Banks also was an active member of Sitka Mountain Rescue.

The helicopter crew all were decorated Coast Guardsmen with numerous medals and accolades on their records.

Cmdr. Doug Cameron has been the commanding officer of Air Station Sitka for about a week and a half. He’s been holding regular meetings with the approximately 120 people who work at the station.

“And when I look at all their faces, I see the whole spectrum,” Cameron said. “From the shock and disbelief to the anger of why’d this happen, to the just plain sadness of the loss: It’s a very individual thing.”

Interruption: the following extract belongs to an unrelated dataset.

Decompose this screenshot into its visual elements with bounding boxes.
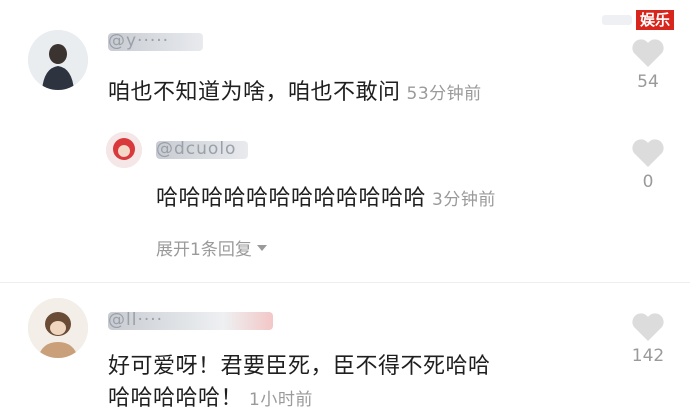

Fr. Dave Elsensohn is pastor of St. Peter’s-by-the-Sea Episcopal Church in Sitka, and a volunteer chaplain for the Coast Guard. He spent Wednesday meeting with families of the victims. He says the staff at the Air Station is probably in the very early stages of grieving, and thinking about people they might have just seen the day before.

“And I’m sure that they themselves couldn’t help but think about their own situations because they’re all in the same line of work of putting their life on the line for the community,” Elsensohn said.

Coast Guard personnel from Cordova have been brought in to perform the normal operations in Sitka for a week or so. The Coast Guard also ordered all air stations nationwide to break from normal operations and review safety practices. Officials say the stand-down will not affect emergency response or important patrols.

Alaska Gov. Sean Parnell has ordered state flags to be flown at half-mast on Friday. A Coast Guard chaplain and a crisis team have arrived at Air Station Sitka to help personnel and their families.

And plans are underway for a memorial service, to which the public will be invited.

KCAW’s Lily Mihalik contributed to this report.